The Hague-based court has no authority in Russia, President Vladimir Putin's spokesman has said
Moscow is under no obligation to acknowledge the "arrest warrant" for President Vladimir Putin announced by the International Criminal Court on Friday, Kremlin spokesman Dmitry Peskov has said.
"We consider the very premise outrageous and unacceptable," Peskov told reporters when asked about the warrant for purported war crimes. "Russia, like many other states, does not recognize the jurisdiction of this court. Accordingly, the Russian Federation considers any of its pronouncements null and void from the legal standpoint."
The ICC on Friday issued warrants for the arrest of Putin and Russia's Children's Ombudsman Maria Lvova-Belova, accusing them of "unlawful transfer" of children from Ukraine to Russia. They claim Putin and Lvova-Belova bear both individual and command responsibility for the alleged war crime.
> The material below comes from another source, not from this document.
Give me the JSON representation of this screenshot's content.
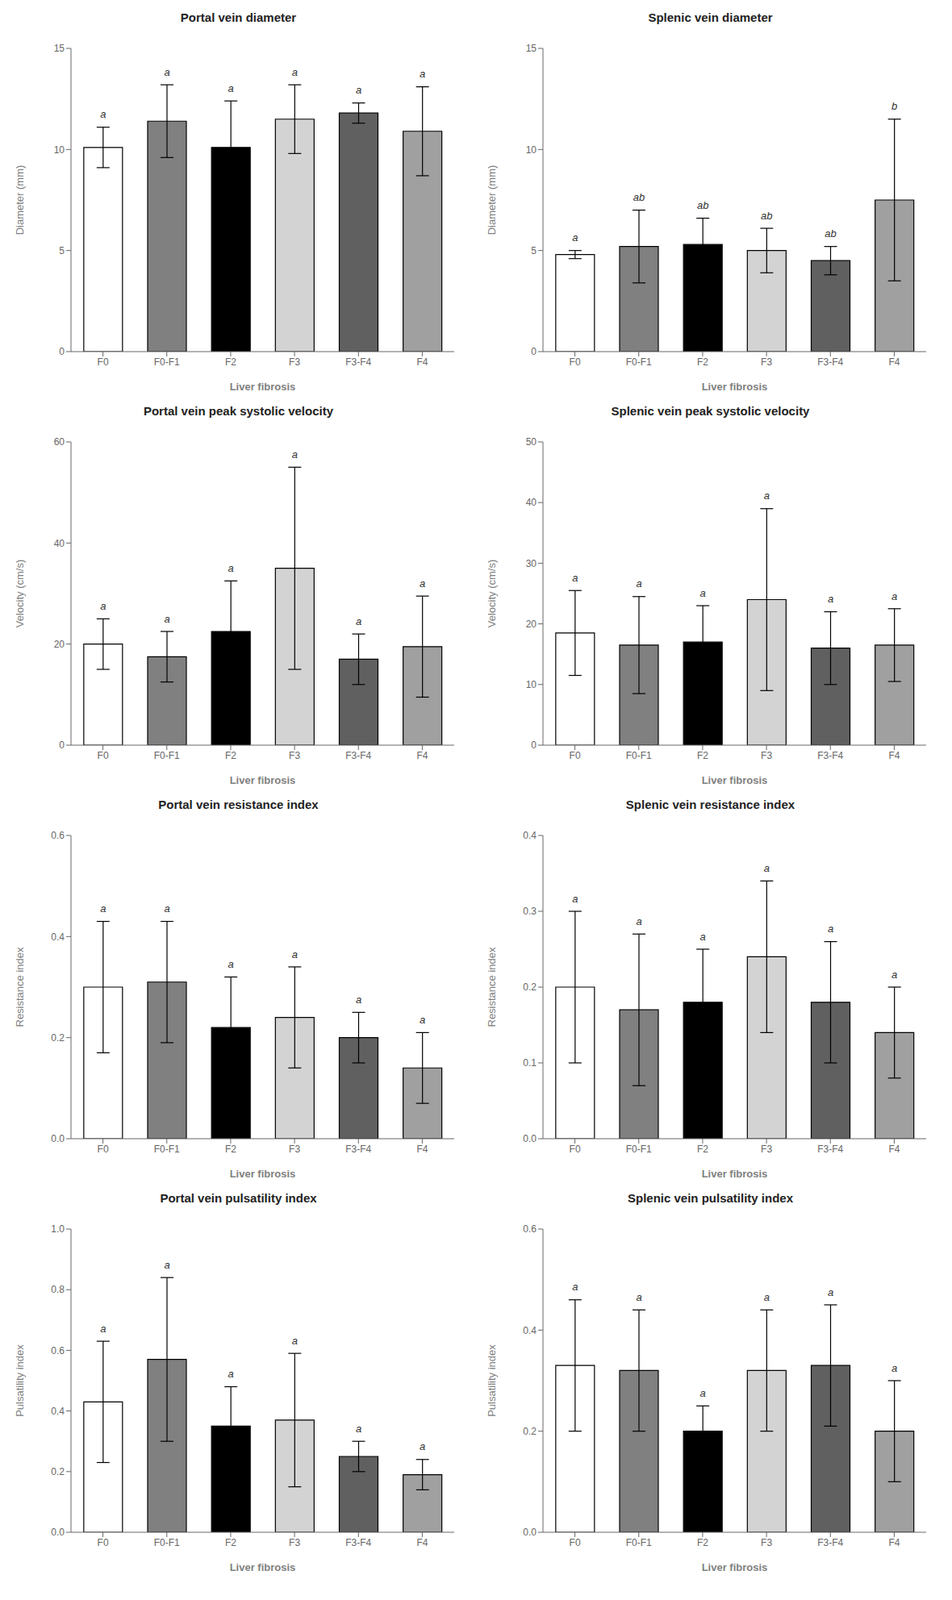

The Russian authorities have evacuated thousands of residents from Donetsk, Lugansk, Zaporozhye and Kherson - four regions that overwhelmingly voted to join Russia last September - to the interior, due the deliberate shelling of civilians by Ukrainian forces, often using NATO-supplied weapons.
Neither Russia nor Ukraine have ratified the Rome Statute that established the ICC. The US, which underwrote the tribunals for Yugoslavia and Rwanda on which the ICC was based, adopted a law authorizing a military invasion of the Netherlands if any American is ever detained by the court.